The tool calculates various statistical metrics, identifies data types, detects common patterns (like SSN and Date of Birth), and stores these profiles in a designated database table. Additionally, it includes a feature to perform similarity analysis and clustering on the profiled attributes based on their metrics, helping users understand relationships and redundancy within their data.
- Multi-Source Connectivity: Connect to PostgreSQL, Snowflake databases, or upload CSV files.
- Attribute Selection: Interactively select schemas, tables, and specific columns for profiling across different sources.
- Comprehensive Profiling: Calculates a wide range of metrics:
- Common: Record count, null count/percentage, distinct count/percentage, uniqueness.
- Numeric: Min, max, mean, median, standard deviation, variance, quantiles, histogram data.
- String/Text: Min/max/average length, top frequent values, pattern detection flags.
- Date/Time: Min/max date, time range, histogram by year.
- Boolean: True/false counts and percentage.
- Pattern Detection: Identifies potential SSN and Date of Birth columns using format and logical checks.
- Persistent Results: Stores profiling results in a user-configured database table (PostgreSQL or Snowflake). Handles overwriting previous profiles for the same attribute.
- Similarity Clustering: Performs hierarchical clustering on all stored profiles to group similar attributes based on their metrics. Cluster IDs are stored back in the results table.
- Web UI: Interactive Streamlit interface for configuration, selection, progress viewing, and results display.
.
├── app.py # Main Streamlit application script
├── requirements.txt # Project dependencies
├── PROJECT_PLAN.md # Original architectural plan
├── LICENSE # Apache 2.0 License file
├── README.md # This file
└── src/ # Source code directory
├── __init__.py
├── app_logic.py # Core application workflow logic (profiling job)
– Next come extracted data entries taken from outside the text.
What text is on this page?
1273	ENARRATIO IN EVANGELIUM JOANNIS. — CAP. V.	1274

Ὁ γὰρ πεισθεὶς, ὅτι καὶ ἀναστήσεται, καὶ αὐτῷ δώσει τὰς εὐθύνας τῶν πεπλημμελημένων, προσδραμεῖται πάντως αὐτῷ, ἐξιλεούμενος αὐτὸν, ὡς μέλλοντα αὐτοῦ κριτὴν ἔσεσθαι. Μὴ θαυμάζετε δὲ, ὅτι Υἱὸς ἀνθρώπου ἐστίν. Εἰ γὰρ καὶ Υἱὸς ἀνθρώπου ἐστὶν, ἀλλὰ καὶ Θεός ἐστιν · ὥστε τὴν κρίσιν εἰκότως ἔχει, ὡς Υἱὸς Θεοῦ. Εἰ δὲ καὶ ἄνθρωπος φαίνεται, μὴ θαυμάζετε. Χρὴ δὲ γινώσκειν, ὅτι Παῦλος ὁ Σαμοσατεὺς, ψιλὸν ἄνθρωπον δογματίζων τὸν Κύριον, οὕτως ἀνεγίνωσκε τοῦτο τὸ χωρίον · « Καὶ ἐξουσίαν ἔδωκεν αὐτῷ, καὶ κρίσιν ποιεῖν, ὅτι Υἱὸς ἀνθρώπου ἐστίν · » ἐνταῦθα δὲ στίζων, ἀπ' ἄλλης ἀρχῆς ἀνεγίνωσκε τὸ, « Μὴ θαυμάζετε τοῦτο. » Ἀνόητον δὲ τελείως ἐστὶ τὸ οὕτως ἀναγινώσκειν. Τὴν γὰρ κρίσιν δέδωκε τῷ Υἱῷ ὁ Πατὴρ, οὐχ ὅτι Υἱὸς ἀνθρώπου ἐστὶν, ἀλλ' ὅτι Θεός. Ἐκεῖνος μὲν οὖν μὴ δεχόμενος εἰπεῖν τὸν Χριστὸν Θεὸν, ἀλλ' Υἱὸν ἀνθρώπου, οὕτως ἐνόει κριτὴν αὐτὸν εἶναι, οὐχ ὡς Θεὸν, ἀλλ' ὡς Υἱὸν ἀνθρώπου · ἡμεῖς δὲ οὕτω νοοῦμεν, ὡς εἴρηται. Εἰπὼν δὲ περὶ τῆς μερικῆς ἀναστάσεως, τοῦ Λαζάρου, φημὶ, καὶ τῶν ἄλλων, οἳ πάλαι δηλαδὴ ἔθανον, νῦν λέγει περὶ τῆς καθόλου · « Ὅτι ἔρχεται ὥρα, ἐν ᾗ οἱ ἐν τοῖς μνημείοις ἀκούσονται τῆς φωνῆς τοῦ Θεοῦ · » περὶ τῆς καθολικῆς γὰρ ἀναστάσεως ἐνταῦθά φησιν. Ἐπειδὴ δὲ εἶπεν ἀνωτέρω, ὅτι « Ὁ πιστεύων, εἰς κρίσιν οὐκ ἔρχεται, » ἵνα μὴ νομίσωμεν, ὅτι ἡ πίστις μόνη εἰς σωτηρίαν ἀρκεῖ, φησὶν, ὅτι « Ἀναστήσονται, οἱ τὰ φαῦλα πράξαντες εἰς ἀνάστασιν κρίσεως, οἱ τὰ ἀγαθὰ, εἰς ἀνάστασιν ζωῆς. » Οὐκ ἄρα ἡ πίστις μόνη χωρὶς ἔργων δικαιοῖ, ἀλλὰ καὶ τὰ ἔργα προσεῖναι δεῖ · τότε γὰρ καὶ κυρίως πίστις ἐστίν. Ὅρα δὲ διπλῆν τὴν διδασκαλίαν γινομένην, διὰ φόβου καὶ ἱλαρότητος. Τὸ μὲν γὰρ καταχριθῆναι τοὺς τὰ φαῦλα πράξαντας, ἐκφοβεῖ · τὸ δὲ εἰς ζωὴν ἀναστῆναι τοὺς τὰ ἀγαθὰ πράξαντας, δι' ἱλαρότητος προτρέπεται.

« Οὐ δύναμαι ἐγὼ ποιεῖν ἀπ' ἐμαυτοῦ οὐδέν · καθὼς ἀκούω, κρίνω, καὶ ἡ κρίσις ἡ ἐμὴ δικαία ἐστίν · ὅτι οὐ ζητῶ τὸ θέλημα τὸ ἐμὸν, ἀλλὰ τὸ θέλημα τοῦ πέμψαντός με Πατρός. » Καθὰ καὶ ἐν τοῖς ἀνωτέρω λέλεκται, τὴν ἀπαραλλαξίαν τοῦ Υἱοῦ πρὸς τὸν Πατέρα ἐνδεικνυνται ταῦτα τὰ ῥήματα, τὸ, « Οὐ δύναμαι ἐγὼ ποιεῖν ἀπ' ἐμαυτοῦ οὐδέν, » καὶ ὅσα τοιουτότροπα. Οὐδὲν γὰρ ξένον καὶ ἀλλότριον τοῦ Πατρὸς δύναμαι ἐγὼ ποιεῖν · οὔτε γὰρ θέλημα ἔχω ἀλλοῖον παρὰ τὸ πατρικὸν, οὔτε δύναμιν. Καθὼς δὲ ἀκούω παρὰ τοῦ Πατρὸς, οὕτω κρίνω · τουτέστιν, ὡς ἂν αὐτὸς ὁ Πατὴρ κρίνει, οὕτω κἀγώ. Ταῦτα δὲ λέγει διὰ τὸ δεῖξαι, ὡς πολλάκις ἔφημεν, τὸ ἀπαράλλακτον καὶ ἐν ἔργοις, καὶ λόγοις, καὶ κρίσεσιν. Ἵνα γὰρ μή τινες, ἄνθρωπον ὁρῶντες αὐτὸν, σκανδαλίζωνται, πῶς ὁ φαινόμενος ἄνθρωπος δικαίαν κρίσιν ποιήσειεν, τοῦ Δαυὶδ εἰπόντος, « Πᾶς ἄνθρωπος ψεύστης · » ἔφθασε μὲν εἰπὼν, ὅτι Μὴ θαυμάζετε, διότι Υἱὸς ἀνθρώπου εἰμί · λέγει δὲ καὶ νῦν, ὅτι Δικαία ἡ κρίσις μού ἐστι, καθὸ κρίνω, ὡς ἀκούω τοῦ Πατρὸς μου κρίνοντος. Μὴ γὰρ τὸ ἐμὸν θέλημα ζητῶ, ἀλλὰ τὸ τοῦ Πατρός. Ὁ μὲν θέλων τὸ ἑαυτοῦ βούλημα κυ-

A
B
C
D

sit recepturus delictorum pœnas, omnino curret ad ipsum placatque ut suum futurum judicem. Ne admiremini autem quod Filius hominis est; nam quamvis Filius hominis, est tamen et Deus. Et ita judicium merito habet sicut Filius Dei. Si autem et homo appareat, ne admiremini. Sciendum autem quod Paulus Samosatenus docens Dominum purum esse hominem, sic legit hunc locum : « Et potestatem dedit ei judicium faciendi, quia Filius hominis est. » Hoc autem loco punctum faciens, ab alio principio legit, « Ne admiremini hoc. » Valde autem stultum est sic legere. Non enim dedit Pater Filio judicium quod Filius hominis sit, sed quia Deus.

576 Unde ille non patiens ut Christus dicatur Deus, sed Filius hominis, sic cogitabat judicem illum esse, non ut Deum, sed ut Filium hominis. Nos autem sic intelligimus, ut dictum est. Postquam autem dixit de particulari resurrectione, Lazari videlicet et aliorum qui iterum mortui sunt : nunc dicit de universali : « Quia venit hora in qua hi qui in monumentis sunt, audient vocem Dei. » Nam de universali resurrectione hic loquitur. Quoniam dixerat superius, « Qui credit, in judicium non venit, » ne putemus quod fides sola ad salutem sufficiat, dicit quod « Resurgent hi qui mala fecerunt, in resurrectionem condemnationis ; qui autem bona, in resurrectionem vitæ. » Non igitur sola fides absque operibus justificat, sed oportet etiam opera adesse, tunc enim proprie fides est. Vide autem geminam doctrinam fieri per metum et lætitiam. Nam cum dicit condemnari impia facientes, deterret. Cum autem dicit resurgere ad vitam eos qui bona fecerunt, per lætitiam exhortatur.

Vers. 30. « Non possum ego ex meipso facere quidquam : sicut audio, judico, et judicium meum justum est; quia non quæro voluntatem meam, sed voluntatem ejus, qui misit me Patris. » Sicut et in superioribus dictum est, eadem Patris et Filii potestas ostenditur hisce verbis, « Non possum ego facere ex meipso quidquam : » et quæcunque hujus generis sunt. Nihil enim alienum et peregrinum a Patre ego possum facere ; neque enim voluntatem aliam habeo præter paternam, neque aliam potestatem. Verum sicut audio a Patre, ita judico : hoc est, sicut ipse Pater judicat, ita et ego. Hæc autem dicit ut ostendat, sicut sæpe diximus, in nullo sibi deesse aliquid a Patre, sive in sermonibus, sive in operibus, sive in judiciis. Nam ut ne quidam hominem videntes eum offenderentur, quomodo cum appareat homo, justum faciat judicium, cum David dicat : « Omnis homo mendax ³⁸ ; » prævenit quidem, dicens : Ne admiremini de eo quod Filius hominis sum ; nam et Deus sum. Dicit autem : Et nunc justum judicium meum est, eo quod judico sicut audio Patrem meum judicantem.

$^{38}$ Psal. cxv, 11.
├── clustering_engine.py # Handles attribute clustering
├── config_manager.py # Manages application configuration (connections, table names)
├── database_connector.py # Handles connections to DBs and CSV reading
├── pattern_detector.py # Logic for detecting SSN, DOB, etc.
├── profiling_engine.py # Core engine for calculating profile metrics
├── results_manager.py # Handles saving/retrieving results from the database
└── ui_components.py # Reusable Streamlit UI elements (forms, displays)
- Clone the repository:
git clone https://github.com/rejozacharia/dataprofiler cd dataprofiler
- Create a virtual environment (recommended):
python -m venv venv source venv/bin/activate # On Windows use `venv\Scripts\activate`
- Install dependencies:
Note: Depending on your system and database choices, you might need additional system libraries or drivers (e.g., for PostgreSQL).
pip install -r requirements.txt
- Run the Streamlit application:
streamlit run app.py
- Open your web browser to the local URL provided by Streamlit (usually
http://localhost:8501
). - Configure Connections:
- Use the sidebar to select the Source Data type (Database or CSV).
- Enter the required connection details for your source database or upload a CSV file.
- Configure the Results Storage database connection details and specify the desired table name (or use the default). You can opt to use the same connection as the source if applicable.
- Click "Connect to Source DB" and "Connect to Results DB".
- Select Attributes:
- Use the selectors in the main area to choose the schema, table, and columns (for databases) or just columns (for CSV).
- Click "Add Columns to List" to add selected attributes (or all if none are selected) to the profiling queue.
- View and manage the selected attributes in the "Attributes Selected for Profiling" expander.
- Run Profiling:
- Click the "Start Profiling Listed Attributes" button. Progress will be shown.
- View the generated profiles in the "Profiling Results" section. Results (including any errors) are saved to the configured results database table.
- Run Clustering:
- Adjust the "Distance Threshold" if desired.
- Click "Run Clustering on All Stored Profiles".
- View the cluster assignments and the updated profiles table in the "Clustering Analysis" section.
This project is licensed under the Apache License, Version 2.0. See the LICENSE file for details.